McLeod's passport was issued to "Charlotte Frances McLeod, a female."

==Marriage and family life==
McLeod was married at age 34 in Miami, Florida. Since Florida marriage law does not require a birth certificate for individuals 21 and over, McLeod was allowed to marry a man despite being legally male. McLeod's husband, Ralph H. Heidal, was from New York and was 36 years old when he married McLeod. The couple were married on October 11, 1959.

===Relationship with father===
McLeod's father, Charles McLeod Sr., worked in insurance. He and McLeod's mother divorced and were each remarried. Charles had two other daughters with his second wife. Originally, Charles was against McLeod's operation because American doctors had warned him it would be dangerous for McLeod's health. When he learned that a Memphis psychiatrist was giving her hormones, he walked out of the office in disgust. Because of the threat that surgery would have to McLeod's life, Charles told McLeod that he would not help her.

However, after McLeod returned, her father stated: “I was opposed to the operation, but now that it’s over, I’m ready to support Charlotte as my daughter.” He was also quoted saying other supportive claims such as:

“It's a little hard to get used to after all these years. But I will, you can bet on that.”

“I guess he always wanted to be a girl.”

“I was happy to see her. I hope that this change will be better. I hope she'll be happy.”

==Comparisons to Christine Jorgensen==
Christine Jorgensen was the first widely known transgender woman to travel to Denmark in order to have operations that would allow her to transition from male to female. McLeod had stated to newspapers that she had planned to go to Denmark to receive surgery before Jorgensen.

McLeod was known to have a dislike towards Jorgensen. At one of her one-woman shows, she was quoted saying: "I just wish she'd come in here some night so I could yell 'Check your hat, mister'."

McLeod's story was written in the press to be very different from Jorgensen's. Generally, Jorgensen was presented as a positive example of a trans woman, while McLeod was often mocked by the press. Time magazine wrote: "Charlotte's story resembles Christine's. He was a sensitive boy, quiet and lonely, with a penchant for dressing up in women’s clothing. Like Christine, he was drafted into the Army; unlike Christine, he found it too hard."

McLeod stated that since controversy arose from Jorgensen's transformation, she had to go about hers in secret.

Jorgensen, when told about McLeod, said she had no advice to give: "People get exactly what they give out. I feel that a person makes his own way and his attitudes are reflected through other people. I cannot offer advice to anyone else. I can say only what I have done. At all times, I have conducted myself like a lady."

==Press==
An incident between McLeod and the press was discussed frequently in many articles just after her arrival to America from Denmark. Upon returning home, McLeod was being photographed leaving the Hotel Statler, where she was staying. Overwhelmed by all the chaos, McLeod hit a photographer by the name of Glenn D. Everett with her umbrella. McLeod declined going to the hospital afterwards despite her stomach pains.

During the incident, McLeod was quoted stating: "Go away...I can't say anything."
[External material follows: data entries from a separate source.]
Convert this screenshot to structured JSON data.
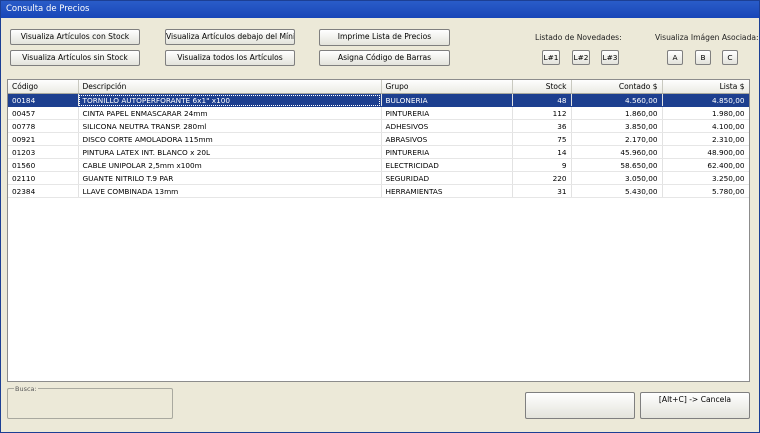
{
  "window": {
    "title": "Consulta de Precios"
  },
  "buttons": {
    "con_stock": "Visualiza Artículos con Stock",
    "sin_stock": "Visualiza Artículos sin Stock",
    "debajo_minimo": "Visualiza Artículos debajo del Mínimo",
    "todos": "Visualiza todos los Artículos",
    "imprime_lista": "Imprime Lista de Precios",
    "asigna_codigo": "Asigna Código de Barras"
  },
  "novedades": {
    "label": "Listado de Novedades:",
    "items": [
      "L#1",
      "L#2",
      "L#3"
    ]
  },
  "imagen": {
    "label": "Visualiza Imágen Asociada:",
    "items": [
      "A",
      "B",
      "C"
    ]
  },
  "table": {
    "columns": [
      "Código",
      "Descripción",
      "Grupo",
      "Stock",
      "Contado $",
      "Lista $"
    ],
    "rows": [
      [
        "00184",
        "TORNILLO AUTOPERFORANTE 6x1\" x100",
        "BULONERIA",
        "48",
        "4.560,00",
        "4.850,00"
      ],
      [
        "00457",
        "CINTA PAPEL ENMASCARAR 24mm",
        "PINTURERIA",
        "112",
        "1.860,00",
        "1.980,00"
      ],
      [
        "00778",
        "SILICONA NEUTRA TRANSP. 280ml",
        "ADHESIVOS",
        "36",
        "3.850,00",
        "4.100,00"
      ],
      [
        "00921",
        "DISCO CORTE AMOLADORA 115mm",
        "ABRASIVOS",
        "75",
        "2.170,00",
        "2.310,00"
      ],
      [
        "01203",
        "PINTURA LATEX INT. BLANCO x 20L",
        "PINTURERIA",
        "14",
        "45.960,00",
        "48.900,00"
      ],
      [
        "01560",
        "CABLE UNIPOLAR 2,5mm x100m",
        "ELECTRICIDAD",
        "9",
        "58.650,00",
        "62.400,00"
      ],
      [
        "02110",
        "GUANTE NITRILO T.9 PAR",
        "SEGURIDAD",
        "220",
        "3.050,00",
        "3.250,00"
      ],
      [
        "02384",
        "LLAVE COMBINADA 13mm",
        "HERRAMIENTAS",
        "31",
        "5.430,00",
        "5.780,00"
      ]
    ],
    "selected_row": 0
  },
  "busca": {
    "label": "Busca:",
    "value": ""
  },
  "footer": {
    "blank_button": "",
    "cancel_button": "[Alt+C] -> Cancela"
  },
  "colors": {
    "titlebar": "#1846b8",
    "selection": "#1d3f8f",
    "window_bg": "#ece9d8"
  }
}
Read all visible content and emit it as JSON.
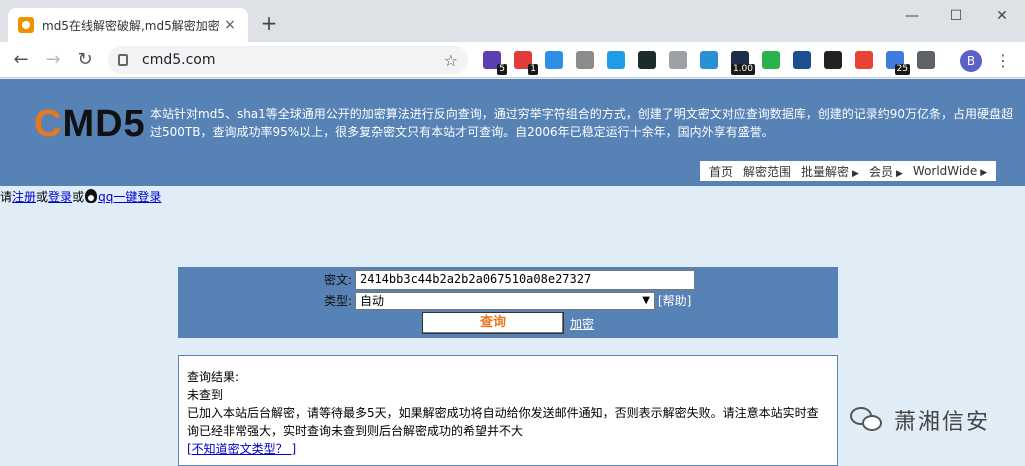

Everyone involved in the incident was taken to the police station.

Charges of assault against McLeod were initially filed but were then taken down.

==Autobiography==
McLeod published an autobiography discussing her life and her transition in Mr. Magazine. In her autobiography she discussed issues such as the distinction between homosexuals and drag queens. She also displayed a dislike towards New Orleans gay counterculture, stating: “I was appalled at their insincerity, insecurity, and promiscuity practiced among them. I did feel a great sympathy for many of these young men and women who I met, but I could find no peace of mind among them.”